Dessins : Jacques Ferrandez

Scénario : Tonino Benacquista

64 pages

Gallimard, Collection Futuropolis, 2000

Fin de lecture 11 février 2023

Un roman graphique qui porte le nom de Tonino Benacquista attire forcément mon regard. J’aime ses romans noirs et son humour particulier.

Au début de cet ouvrage réalisé avec Ferrandez, Laurent Aubier est victime d’un terrible accident de voiture. Il reste une dizaine d’heures dans le coma, et sa logorrhée, restituée dans un carnet par une infirmière attentive, constitue le ferment de la fameuse boîte noire de sa vie.
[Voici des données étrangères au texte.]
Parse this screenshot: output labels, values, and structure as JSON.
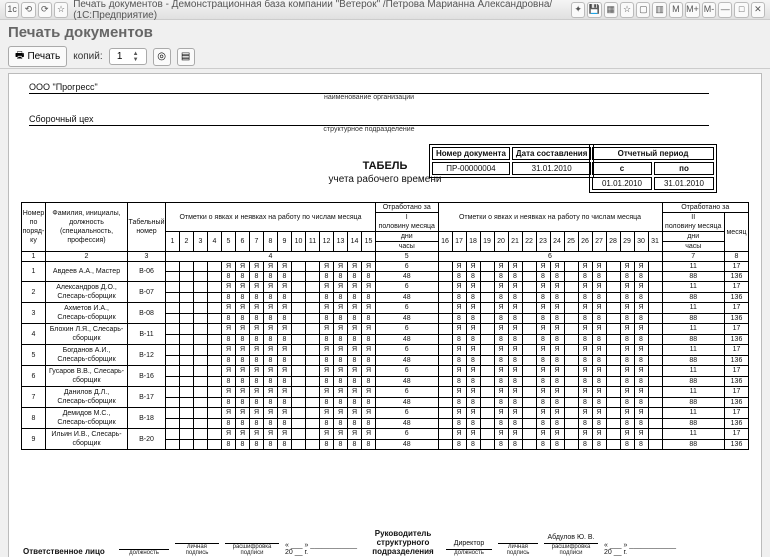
{
  "window": {
    "title": "Печать документов - Демонстрационная база компании \"Ветерок\" /Петрова Марианна Александровна/  (1С:Предприятие)"
  },
  "header": {
    "title": "Печать документов"
  },
  "toolbar": {
    "print": "Печать",
    "copies_label": "копий:",
    "copies": "1"
  },
  "org": {
    "name": "ООО \"Прогресс\"",
    "caption": "наименование организации"
  },
  "unit": {
    "name": "Сборочный цех",
    "caption": "структурное подразделение"
  },
  "title": {
    "main": "ТАБЕЛЬ",
    "sub": "учета рабочего времени"
  },
  "docinfo": {
    "num_h": "Номер документа",
    "date_h": "Дата составления",
    "num": "ПР-00000004",
    "date": "31.01.2010"
  },
  "period": {
    "title": "Отчетный период",
    "from_h": "с",
    "to_h": "по",
    "from": "01.01.2010",
    "to": "31.01.2010"
  },
  "table": {
    "h": {
      "num": "Номер по поряд-ку",
      "fio": "Фамилия, инициалы, должность (специальность, профессия)",
      "tab": "Табельный номер",
      "marks": "Отметки о явках и неявках на работу по числам месяца",
      "half1": "Отработано за",
      "half1b": "I",
      "half1c": "половину месяца",
      "dni": "дни",
      "chasy": "часы",
      "half2": "Отработано за",
      "half2b": "II",
      "half2c": "половину месяца",
      "mesyac": "месяц"
    },
    "cols": {
      "c1": "1",
      "c2": "2",
      "c3": "3",
      "c4": "4",
      "c5": "5",
      "c7": "7",
      "c8": "8"
    },
    "days1": [
      "1",
      "2",
      "3",
      "4",
      "5",
      "6",
      "7",
      "8",
      "9",
      "10",
      "11",
      "12",
      "13",
      "14",
      "15"
    ],
    "days2": [
      "16",
      "17",
      "18",
      "19",
      "20",
      "21",
      "22",
      "23",
      "24",
      "25",
      "26",
      "27",
      "28",
      "29",
      "30",
      "31"
    ],
    "rows": [
      {
        "n": "1",
        "fio": "Авдеев А.А., Мастер",
        "tab": "В-06",
        "d": "6",
        "h": "48",
        "d2": "11",
        "m": "17",
        "h2": "88",
        "mh": "136"
      },
      {
        "n": "2",
        "fio": "Александров Д.О., Слесарь-сборщик",
        "tab": "В-07",
        "d": "6",
        "h": "48",
        "d2": "11",
        "m": "17",
        "h2": "88",
        "mh": "136"
      },
      {
        "n": "3",
        "fio": "Ахметов И.А., Слесарь-сборщик",
        "tab": "В-08",
        "d": "6",
        "h": "48",
        "d2": "11",
        "m": "17",
        "h2": "88",
        "mh": "136"
      },
      {
        "n": "4",
        "fio": "Блохин Л.Я., Слесарь-сборщик",
        "tab": "В-11",
        "d": "6",
        "h": "48",
        "d2": "11",
        "m": "17",
        "h2": "88",
        "mh": "136"
      },
      {
        "n": "5",
        "fio": "Богданов А.И., Слесарь-сборщик",
        "tab": "В-12",
        "d": "6",
        "h": "48",
        "d2": "11",
        "m": "17",
        "h2": "88",
        "mh": "136"
      },
      {
        "n": "6",
        "fio": "Гусаров В.В., Слесарь-сборщик",
        "tab": "В-16",
        "d": "6",
        "h": "48",
        "d2": "11",
        "m": "17",
        "h2": "88",
        "mh": "136"
      },
      {
        "n": "7",
        "fio": "Данилов Д.Л., Слесарь-сборщик",
        "tab": "В-17",
        "d": "6",
        "h": "48",
        "d2": "11",
        "m": "17",
        "h2": "88",
        "mh": "136"
      },
      {
        "n": "8",
        "fio": "Демидов М.С., Слесарь-сборщик",
        "tab": "В-18",
        "d": "6",
        "h": "48",
        "d2": "11",
        "m": "17",
        "h2": "88",
        "mh": "136"
      },
      {
        "n": "9",
        "fio": "Ильин И.В., Слесарь-сборщик",
        "tab": "В-20",
        "d": "6",
        "h": "48",
        "d2": "11",
        "m": "17",
        "h2": "88",
        "mh": "136"
      }
    ]
  },
  "signatures": {
    "resp": "Ответственное лицо",
    "head": "Руководитель структурного подразделения",
    "dolzh": "должность",
    "podpis": "личная подпись",
    "rasshifr": "расшифровка подписи",
    "date_full": "« ___ » ____________ 20 __ г.",
    "director": "Директор",
    "name": "Абдулов Ю. В."
  }
}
Des mots, des phrases, des lieux et des événements auxquels on ne prête garde, mais qui s’impriment irrémédiablement dans notre cerveau si réceptif.

« -Janine, vous êtes en train de me dire que vous… Vous avez violé mon intimité mentale ?! …
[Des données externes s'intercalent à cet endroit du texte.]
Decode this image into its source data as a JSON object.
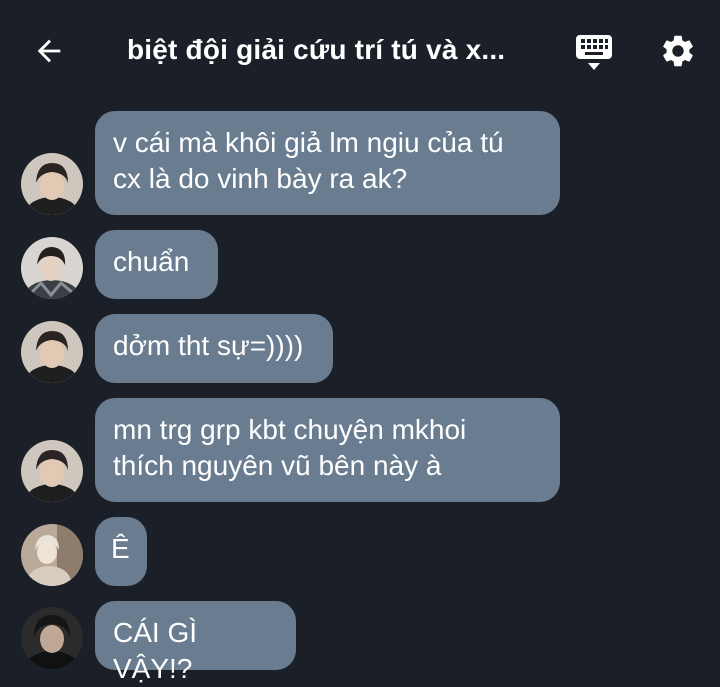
{
  "header": {
    "title": "biệt đội giải cứu trí tú và x...",
    "back_icon": "arrow-left-icon",
    "keyboard_icon": "keyboard-icon",
    "settings_icon": "gear-icon"
  },
  "colors": {
    "background": "#1b2028",
    "bubble": "#6a7d90",
    "text": "#ffffff"
  },
  "messages": [
    {
      "text": "v cái mà khôi giả lm ngiu của tú\ncx là do vinh bày ra ak?"
    },
    {
      "text": "chuẩn"
    },
    {
      "text": "dởm tht sự=))))"
    },
    {
      "text": "mn trg grp kbt chuyện mkhoi\nthích nguyên vũ bên này à"
    },
    {
      "text": "Ê"
    },
    {
      "text": "CÁI GÌ VẬY!?"
    }
  ]
}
-Laurent, je fais une psychanalyse depuis 14 ans, et en 14 ans, je n’ai pas dit la moitié de ce que vous avez fait sortir en une seule nuit…

(…) Tous vos mystères et vos oublis, tout votre amour et toute votre haine, tous vos messages restés sans écoute, toutes vos craintes, et vos fantasmes sont consignés là-dedans… Faites-en bon usage…»

Alors Laurent n’aura de cesse de retrouver de vrais souvenirs à partir des bribes implantées dans son inconscient. Jusqu’à tomber au plus bas, ingurgiter des produits illicites et perdre goût pour l’avenir, au profit du passé.

Les dessins sont explicites : à plusieurs reprises, des planches sombres occupent toute une page pour retracer les cauchemars horrifiques qui envahissent le sommeil de Laurent. C’est une véritable quête qu’engage le jeune homme pour enfin découvrir la vérité, tracée sur des planches un peu plus claires et heureuses.

J’ai aimé tant le scénario que sa traduction en images. L’obsession de Laurent Aubier et sa descente en enfer sont particulièrement bien décrites. Et le petit plus de l’ouvrage concerne la leçon qu’on peut en tirer : si nous ne savons pas, faisons confiance à notre inconscient, car lui, il sait !

L’attaque du Calcutta-Darjeeling

Abir Mukherjee

398 pages

Éditions Liana Levi, 2019

Fin de lecture 28 janvier 2023

En préalable à une rencontre avec l’auteur et à la lecture de ses nouveaux romans, j’ai décidé de lire le premier tome des aventures indiennes du capitaine Wyndham.

La Première Guerre Mondiale est terminée, pas l’influence britannique. Son empire s’étend toujours en Inde en 1919, et certains de ses sujets voient d’un mauvais œil la percée des autochtones dans les services publics, dont la police.

Le capitaine Wyndham, rescapé mais profondément marqué par la guerre, et fraîchement débarqué de Londres, est rapidement confronté au racisme, à la place des femmes et à la chaleur torride qui accable Calcutta. Un Blanc, haut fonctionnaire de surcroît, a été manifestement assassiné dans un quartier qu’il n’aurait pas dû fréquenter.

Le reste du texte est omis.